Conclusie en gevolgen

14. Het beroep is ongegrond. Dat betekent dat eiser geen gelijk krijgt. Eiser krijgt geen vergoeding van zijn proceskosten.

Beslissing

De rechtbank verklaart het beroep ongegrond.
Deze uitspraak is gedaan door mr. J.H. Lange, rechter, in aanwezigheid van S.N. Lekatompessij, griffier.
De uitspraak is uitgesproken in het openbaar en bekendgemaakt op:
16 juli 2025

Documentcode: [Documentcode]

Informatie over hoger beroep

Een partij die het niet eens is met deze uitspraak, kan een hogerberoepschrift sturen naar de Afdeling bestuursrechtspraak van de Raad van State waarin wordt uitgelegd waarom deze partij het niet eens is met de uitspraak.

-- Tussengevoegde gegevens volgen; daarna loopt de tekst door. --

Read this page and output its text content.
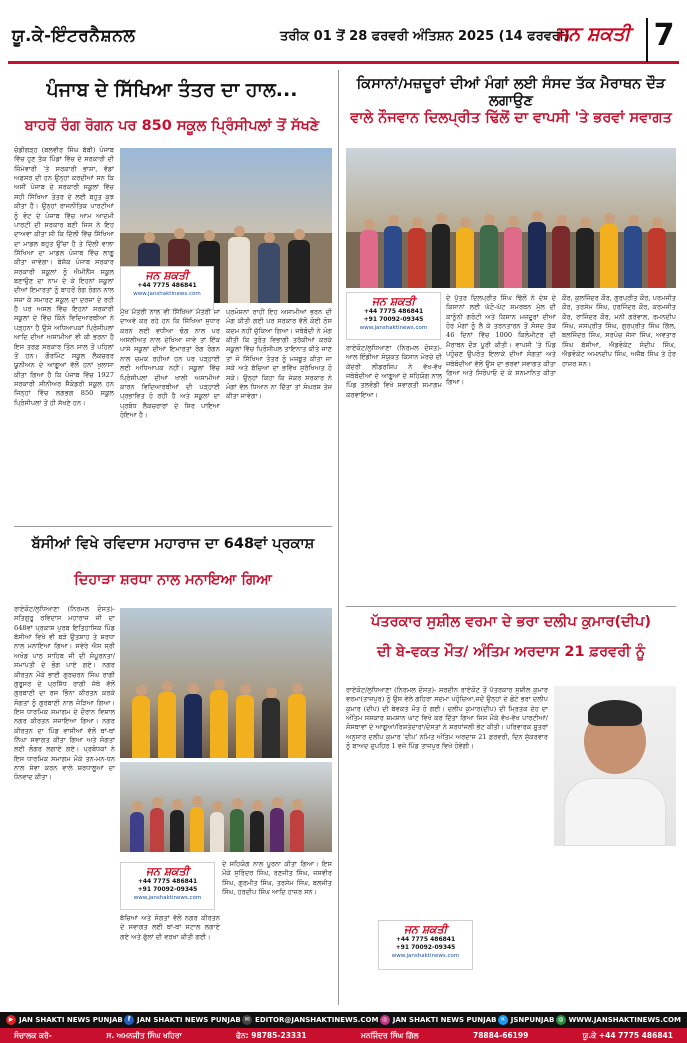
ਯੂ.ਕੇ-ਇੰਟਰਨੈਸ਼ਨਲ	ਤਰੀਕ 01 ਤੋਂ 28 ਫਰਵਰੀ ਅੰਤਿਸ਼ਨ 2025 (14 ਫਰਵਰੀ)
ਜਨ ਸ਼ਕਤੀ 7
ਪੰਜਾਬ ਦੇ ਸਿੱਖਿਆ ਤੰਤਰ ਦਾ ਹਾਲ...
ਬਾਹਰੋਂ ਰੰਗ ਰੋਗਨ ਪਰ 850 ਸਕੂਲ ਪ੍ਰਿੰਸੀਪਲਾਂ ਤੋਂ ਸੱਖਣੇ
ਜਨ ਸ਼ਕਤੀ
+44 7775 486841
www.janshaktinews.com
ਚੰਡੀਗੜ੍ਹ (ਬਲਵੀਰ ਸਿੰਘ ਬੱਬੀ) ਪੰਜਾਬ ਵਿੱਚ ਹੁਣ ਤੱਕ ਪਿੰਡਾਂ ਵਿੱਚ ਦੇ ਸਰਕਾਰੀ ਦੀ ਜ਼ਿੰਮੇਵਾਰੀ 'ਤੇ ਸਰਕਾਰੀ ਭਾਸ਼ਾ, ਵੱਡਾਂ ਅਫਸਰ ਦੀ ਹਨ ਉਨ੍ਹਾਂ ਕਰਦੀਆਂ ਸਨ ਕਿ ਅਸੀਂ ਪੰਜਾਬ ਦੇ ਸਰਕਾਰੀ ਸਕੂਲਾਂ ਵਿੱਚ ਸਹੀ ਸਿੱਖਿਆ ਤੰਤਰ ਦੇ ਲਈ ਬਹੁਤ ਕੁਝ ਕੀਤਾ ਹੈ। ਉਨ੍ਹਾਂ ਰਾਜਨੀਤਿਕ ਪਾਰਟੀਆਂ ਨੂੰ ਵੋਟ ਦੇ ਪੰਜਾਬ ਵਿੱਚ ਆਮ ਆਦਮੀ ਪਾਰਟੀ ਦੀ ਸਰਕਾਰ ਬਣੀ ਜਿਸ ਨੇ ਇਹ ਦਾਅਵਾ ਕੀਤਾ ਸੀ ਕਿ ਦਿੱਲੀ ਵਿੱਚ ਸਿੱਖਿਆ ਦਾ ਮਾਡਲ ਬਹੁਤ ਉੱਚਾ ਹੈ ਤੇ ਦਿੱਲੀ ਵਾਲਾ ਸਿੱਖਿਆ ਦਾ ਮਾਡਲ ਪੰਜਾਬ ਵਿੱਚ ਲਾਗੂ ਕੀਤਾ ਜਾਵੇਗਾ। ਬੇਸ਼ੱਕ ਪੰਜਾਬ ਸਰਕਾਰ ਸਰਕਾਰੀ ਸਕੂਲਾਂ ਨੂੰ ਐਮੀਨੈਂਸ ਸਕੂਲ ਬਣਾਉਣ ਦਾ ਨਾਮ ਦੇ ਕੇ ਇਹਨਾਂ ਸਕੂਲਾਂ ਦੀਆਂ ਇਮਾਰਤਾਂ ਨੂੰ ਬਾਹਰੋਂ ਰੰਗ ਰੋਗਨ ਨਾਲ ਸਜਾ ਕੇ ਸਮਾਰਟ ਸਕੂਲ ਦਾ ਦਰਜਾ ਦੇ ਰਹੀ ਹੈ ਪਰ ਅਸਲ ਵਿੱਚ ਇਹਨਾਂ ਸਰਕਾਰੀ ਸਕੂਲਾਂ ਦੇ ਵਿੱਚ ਕਿੰਨੇ ਵਿਦਿਆਰਥੀਆਂ ਨੇ ਪੜ੍ਹਨਾ ਹੈ ਉਸੇ ਅਧਿਆਪਕਾਂ ਪ੍ਰਿੰਸੀਪਲਾਂ ਆਦਿ ਦੀਆਂ ਅਸਾਮੀਆਂ ਵੀ ਕੀ ਭਰਨਾ ਹੈ ਇਸ ਤਰਫ਼ ਸਰਕਾਰ ਤਿੰਨ ਸਾਲ ਤੋਂ ਪਹਿਲਾਂ ਤੋਂ ਹਨ। ਗੌਰਮਿੰਟ ਸਕੂਲ ਲੈਕਚਰਰ ਯੂਨੀਅਨ ਦੇ ਆਗੂਆਂ ਵੱਲੋਂ ਹਨਾਂ ਖੁਲਾਸਾ ਕੀਤਾ ਗਿਆ ਹੈ ਕਿ ਪੰਜਾਬ ਵਿੱਚ 1927 ਸਰਕਾਰੀ ਸੀਨੀਅਰ ਸੈਕੰਡਰੀ ਸਕੂਲ ਹਨ ਜਿਨ੍ਹਾਂ ਵਿੱਚ ਲਗਭਗ 850 ਸਕੂਲ ਪ੍ਰਿੰਸੀਪਲਾਂ ਤੋਂ ਹੀ ਸੱਖਣੇ ਹਨ।
ਮੁੱਖ ਮੰਤਰੀ ਨਾਲ ਵੀ ਸਿੱਖਿਆ ਮੰਤਰੀ ਜਾਂ ਦਾਅਵੇ ਕਰ ਰਹੇ ਹਨ ਕਿ ਸਿੱਖਿਆ ਸੁਧਾਰ ਕਰਨ ਲਈ ਵਧੀਆ ਢੰਗ ਨਾਲ ਪਰ ਅਸਲੀਅਤ ਨਾਲ ਦੇਖਿਆ ਜਾਵੇ ਤਾਂ ਇੱਕ ਪਾਸੇ ਸਕੂਲਾਂ ਦੀਆਂ ਇਮਾਰਤਾਂ ਰੰਗ ਰੋਗਨ ਨਾਲ ਚਮਕ ਰਹੀਆਂ ਹਨ ਪਰ ਪੜ੍ਹਾਈ ਲਈ ਅਧਿਆਪਕ ਨਹੀਂ। ਸਕੂਲਾਂ ਵਿੱਚ ਪ੍ਰਿੰਸੀਪਲਾਂ ਦੀਆਂ ਖਾਲੀ ਅਸਾਮੀਆਂ ਕਾਰਨ ਵਿਦਿਆਰਥੀਆਂ ਦੀ ਪੜ੍ਹਾਈ ਪ੍ਰਭਾਵਿਤ ਹੋ ਰਹੀ ਹੈ ਅਤੇ ਸਕੂਲਾਂ ਦਾ ਪ੍ਰਬੰਧ ਲੈਕਚਰਾਰਾਂ ਦੇ ਸਿਰ ਪਾਇਆ ਹੋਇਆ ਹੈ।
ਪ੍ਰਮੋਸ਼ਨਾਂ ਰਾਹੀਂ ਇਹ ਅਸਾਮੀਆਂ ਭਰਨ ਦੀ ਮੰਗ ਕੀਤੀ ਗਈ ਪਰ ਸਰਕਾਰ ਵੱਲੋਂ ਕੋਈ ਠੋਸ ਕਦਮ ਨਹੀਂ ਚੁੱਕਿਆ ਗਿਆ। ਜਥੇਬੰਦੀ ਨੇ ਮੰਗ ਕੀਤੀ ਕਿ ਤੁਰੰਤ ਵਿਭਾਗੀ ਤਰੱਕੀਆਂ ਕਰਕੇ ਸਕੂਲਾਂ ਵਿੱਚ ਪ੍ਰਿੰਸੀਪਲ ਤਾਇਨਾਤ ਕੀਤੇ ਜਾਣ ਤਾਂ ਜੋ ਸਿੱਖਿਆ ਤੰਤਰ ਨੂੰ ਮਜ਼ਬੂਤ ਕੀਤਾ ਜਾ ਸਕੇ ਅਤੇ ਬੱਚਿਆਂ ਦਾ ਭਵਿੱਖ ਸੁਰੱਖਿਅਤ ਹੋ ਸਕੇ। ਉਨ੍ਹਾਂ ਕਿਹਾ ਕਿ ਜੇਕਰ ਸਰਕਾਰ ਨੇ ਮੰਗਾਂ ਵੱਲ ਧਿਆਨ ਨਾ ਦਿੱਤਾ ਤਾਂ ਸੰਘਰਸ਼ ਤੇਜ਼ ਕੀਤਾ ਜਾਵੇਗਾ।
ਬੱਸੀਆਂ ਵਿਖੇ ਰਵਿਦਾਸ ਮਹਾਰਾਜ ਦਾ 648ਵਾਂ ਪ੍ਰਕਾਸ਼
ਦਿਹਾੜਾ ਸ਼ਰਧਾ ਨਾਲ ਮਨਾਇਆ ਗਿਆ
ਰਾਏਕੋਟ/ਲੁਧਿਆਣਾ (ਨਿਰਮਲ ਦੋਸਤ)- ਸਤਿਗੁਰੂ ਰਵਿਦਾਸ ਮਹਾਰਾਜ ਜੀ ਦਾ 648ਵਾਂ ਪ੍ਰਕਾਸ਼ ਪੁਰਬ ਇਤਿਹਾਸਿਕ ਪਿੰਡ ਬੱਸੀਆਂ ਵਿਖੇ ਵੀ ਬੜੇ ਉਤਸ਼ਾਹ ਤੇ ਸ਼ਰਧਾ ਨਾਲ ਮਨਾਇਆ ਗਿਆ। ਸਵੇਰੇ ਐਸ ਸ੍ਰੀ ਅਖੰਡ ਪਾਠ ਸਾਹਿਬ ਜੀ ਦੀ ਸੰਪੂਰਨਤਾ/ਸਮਾਪਤੀ ਦੇ ਭੋਗ ਪਾਏ ਗਏ। ਨਗਰ ਕੀਰਤਨ ਮੌਕੇ ਭਾਈ ਗੁਰਚਰਨ ਸਿੰਘ ਰਾਗੀ ਗੁਰੂਸਰ ਦੇ ਪ੍ਰਸਿੱਧ ਰਾਗੀ ਜੱਥੇ ਵੱਲੋਂ ਗੁਰਬਾਣੀ ਦਾ ਰਸ ਭਿੰਨਾ ਕੀਰਤਨ ਕਰਕੇ ਸੰਗਤਾਂ ਨੂੰ ਗੁਰਬਾਣੀ ਨਾਲ ਜੋੜਿਆ ਗਿਆ। ਇਸ ਧਾਰਮਿਕ ਸਮਾਗਮ ਦੇ ਦੌਰਾਨ ਵਿਸ਼ਾਲ ਨਗਰ ਕੀਰਤਨ ਸਜਾਇਆ ਗਿਆ। ਨਗਰ ਕੀਰਤਨ ਦਾ ਪਿੰਡ ਵਾਸੀਆਂ ਵੱਲੋਂ ਥਾਂ-ਥਾਂ ਨਿੱਘਾ ਸਵਾਗਤ ਕੀਤਾ ਗਿਆ ਅਤੇ ਸੰਗਤਾਂ ਲਈ ਲੰਗਰ ਲਗਾਏ ਗਏ। ਪ੍ਰਬੰਧਕਾਂ ਨੇ ਇਸ ਧਾਰਮਿਕ ਸਮਾਗਮ ਮੌਕੇ ਤਨ-ਮਨ-ਧਨ ਨਾਲ ਸੇਵਾ ਕਰਨ ਵਾਲੇ ਸ਼ਰਧਾਲੂਆਂ ਦਾ ਧੰਨਵਾਦ ਕੀਤਾ।
ਜਨ ਸ਼ਕਤੀ
+44 7775 486841
+91 70092-09345
www.janshaktinews.com
ਦੇ ਸਹਿਯੋਗ ਨਾਲ ਪੂਰਨਾ ਕੀਤਾ ਗਿਆ। ਇਸ ਮੌਕੇ ਸੁਰਿੰਦਰ ਸਿੰਘ, ਰਣਜੀਤ ਸਿੰਘ, ਜਸਵੀਰ ਸਿੰਘ, ਗੁਰਮੀਤ ਸਿੰਘ, ਤਰਸੇਮ ਸਿੰਘ, ਬਲਜੀਤ ਸਿੰਘ, ਹਰਦੀਪ ਸਿੰਘ ਆਦਿ ਹਾਜ਼ਰ ਸਨ।
ਬੱਚਿਆਂ ਅਤੇ ਸੰਗਤਾਂ ਵੱਲੋਂ ਨਗਰ ਕੀਰਤਨ ਦੇ ਸਵਾਗਤ ਲਈ ਥਾਂ-ਥਾਂ ਸਟਾਲ ਲਗਾਏ ਗਏ ਅਤੇ ਫੁੱਲਾਂ ਦੀ ਵਰਖਾ ਕੀਤੀ ਗਈ।
ਕਿਸਾਨਾਂ/ਮਜ਼ਦੂਰਾਂ ਦੀਆਂ ਮੰਗਾਂ ਲਈ ਸੰਸਦ ਤੱਕ ਮੈਰਾਥਨ ਦੌੜ ਲਗਾਉਣ
ਵਾਲੇ ਨੌਜਵਾਨ ਦਿਲਪ੍ਰੀਤ ਢਿੱਲੋਂ ਦਾ ਵਾਪਸੀ 'ਤੇ ਭਰਵਾਂ ਸਵਾਗਤ
ਜਨ ਸ਼ਕਤੀ
+44 7775 486841
+91 70092-09345
www.janshaktinews.com
ਰਾਏਕੋਟ/ਲੁਧਿਆਣਾ (ਨਿਰਮਲ ਦੋਸਤ)- ਆਲ ਇੰਡੀਆ ਸੰਯੁਕਤ ਕਿਸਾਨ ਮੋਰਚੇ ਦੀ ਕੇਂਦਰੀ ਲੀਡਰਸ਼ਿਪ ਨੇ ਵੱਖ-ਵੱਖ ਜਥੇਬੰਦੀਆਂ ਦੇ ਆਗੂਆਂ ਦੇ ਸਹਿਯੋਗ ਨਾਲ ਪਿੰਡ ਤਲਵੰਡੀ ਵਿਖੇ ਸਵਾਗਤੀ ਸਮਾਗਮ ਕਰਵਾਇਆ।
ਦੇ ਪੁੱਤਰ ਦਿਲਪ੍ਰੀਤ ਸਿੰਘ ਢਿੱਲੋਂ ਨੇ ਦੇਸ਼ ਦੇ ਕਿਸਾਨਾਂ ਲਈ ਘੱਟੋ-ਘੱਟ ਸਮਰਥਨ ਮੁੱਲ ਦੀ ਕਾਨੂੰਨੀ ਗਰੰਟੀ ਅਤੇ ਕਿਸਾਨ ਮਜ਼ਦੂਰਾਂ ਦੀਆਂ ਹੋਰ ਮੰਗਾਂ ਨੂੰ ਲੈ ਕੇ ਤਰਨਤਾਰਨ ਤੋਂ ਸੰਸਦ ਤੱਕ 46 ਦਿਨਾਂ ਵਿੱਚ 1000 ਕਿਲੋਮੀਟਰ ਦੀ ਮੈਰਾਥਨ ਦੌੜ ਪੂਰੀ ਕੀਤੀ। ਵਾਪਸੀ 'ਤੇ ਪਿੰਡ ਪਹੁੰਚਣ ਉਪਰੰਤ ਇਲਾਕੇ ਦੀਆਂ ਸੰਗਤਾਂ ਅਤੇ ਜਥੇਬੰਦੀਆਂ ਵੱਲੋਂ ਉਸ ਦਾ ਭਰਵਾਂ ਸਵਾਗਤ ਕੀਤਾ ਗਿਆ ਅਤੇ ਸਿਰੋਪਾਓ ਦੇ ਕੇ ਸਨਮਾਨਿਤ ਕੀਤਾ ਗਿਆ।
ਕੌਰ, ਕੁਲਜਿੰਦਰ ਕੌਰ, ਗੁਰਪ੍ਰੀਤ ਕੌਰ, ਪਰਮਜੀਤ ਕੌਰ, ਤਰਸੇਮ ਸਿੰਘ, ਹਰਜਿੰਦਰ ਕੌਰ, ਕਰਮਜੀਤ ਕੌਰ, ਰਾਜਿੰਦਰ ਕੌਰ, ਮਨੀ ਗਰੇਵਾਲ, ਰਮਨਦੀਪ ਸਿੰਘ, ਜਸਪ੍ਰੀਤ ਸਿੰਘ, ਗੁਰਪ੍ਰੀਤ ਸਿੰਘ ਗਿੱਲ, ਬਲਜਿੰਦਰ ਸਿੰਘ, ਸਰਪੰਚ ਜੱਸਾ ਸਿੰਘ, ਅਵਤਾਰ ਸਿੰਘ ਬੱਸੀਆਂ, ਐਡਵੋਕੇਟ ਸੰਦੀਪ ਸਿੰਘ, ਐਡਵੋਕੇਟ ਅਮਨਦੀਪ ਸਿੰਘ, ਅਜੈਬ ਸਿੰਘ ਤੇ ਹੋਰ ਹਾਜ਼ਰ ਸਨ।
ਪੱਤਰਕਾਰ ਸੁਸ਼ੀਲ ਵਰਮਾ ਦੇ ਭਰਾ ਦਲੀਪ ਕੁਮਾਰ(ਦੀਪ)
ਦੀ ਬੇ-ਵਕਤ ਮੌਤ/ ਅੰਤਿਮ ਅਰਦਾਸ 21 ਫ਼ਰਵਰੀ ਨੂੰ
ਰਾਏਕੋਟ/ਲੁਧਿਆਣਾ (ਨਿਰਮਲ ਦੋਸਤ)- ਸਰਦੀਨ ਰਾਏਕੋਟ ਤੋਂ ਪੱਤਰਕਾਰ ਸੁਸ਼ੀਲ ਕੁਮਾਰ ਵਰਮਾ(ਤਾਜਪੁਰ) ਨੂੰ ਉਸ ਵੇਲੇ ਗਹਿਰਾ ਸਦਮਾ ਪਹੁੰਚਿਆ,ਜਦੋਂ ਉਨ੍ਹਾਂ ਦੇ ਛੋਟੇ ਭਰਾ ਦਲੀਪ ਕੁਮਾਰ (ਦੀਪ) ਦੀ ਬੇਵਕਤ ਮੌਤ ਹੋ ਗਈ। ਦਲੀਪ ਕੁਮਾਰ(ਦੀਪ) ਦੀ ਮ੍ਰਿਤਕ ਦੇਹ ਦਾ ਅੰਤਿਮ ਸਸਕਾਰ ਸ਼ਮਸ਼ਾਨ ਘਾਟ ਵਿਖੇ ਕਰ ਦਿੱਤਾ ਗਿਆ ਜਿਸ ਮੌਕੇ ਵੱਖ-ਵੱਖ ਪਾਰਟੀਆਂ/ਸੰਸਥਾਵਾਂ ਦੇ ਆਗੂਆਂ/ਰਿਸ਼ਤੇਦਾਰਾਂ/ਦੋਸਤਾਂ ਨੇ ਸ਼ਰਧਾਂਜਲੀ ਭੇਟ ਕੀਤੀ। ਪਰਿਵਾਰਕ ਸੂਤਰਾਂ ਅਨੁਸਾਰ ਦਲੀਪ ਕੁਮਾਰ 'ਦੀਪ' ਨਮਿਤ ਅੰਤਿਮ ਅਰਦਾਸ 21 ਫ਼ਰਵਰੀ, ਦਿਨ ਸ਼ੁੱਕਰਵਾਰ ਨੂੰ ਬਾਅਦ ਦੁਪਹਿਰ 1 ਵਜੇ ਪਿੰਡ ਤਾਜਪੁਰ ਵਿਖੇ ਹੋਵੇਗੀ।
ਜਨ ਸ਼ਕਤੀ
+44 7775 486841
+91 70092-09345
www.janshaktinews.com
▶ JAN SHAKTI NEWS PUNJAB f JAN SHAKTI NEWS PUNJAB ✉ EDITOR@JANSHAKTINEWS.COM ◎ JAN SHAKTI NEWS PUNJAB ✕ JSNPUNJAB ◍ WWW.JANSHAKTINEWS.COM
ਸੰਚਾਲਕ ਕਰੋ-	ਸ. ਅਮਨਜੀਤ ਸਿੰਘ ਖਹਿਰਾ	ਫੋਨ: 98785-23331	ਮਨਜਿੰਦਰ ਸਿੰਘ ਗਿੱਲ	78884-66199	ਯੂ.ਕੇ +44 7775 486841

Het hogerberoepschrift moet worden ingediend binnen 1 week na de dag waarop deze uitspraak is verzonden. Kan de indiener de behandeling van het hoger beroep niet afwachten, omdat de zaak spoed heeft, dan kan de indiener de voorzieningenrechter van de Afdeling bestuursrechtspraak van de Raad van State vragen om een voorlopige voorziening (een tijdelijke maatregel) te treffen.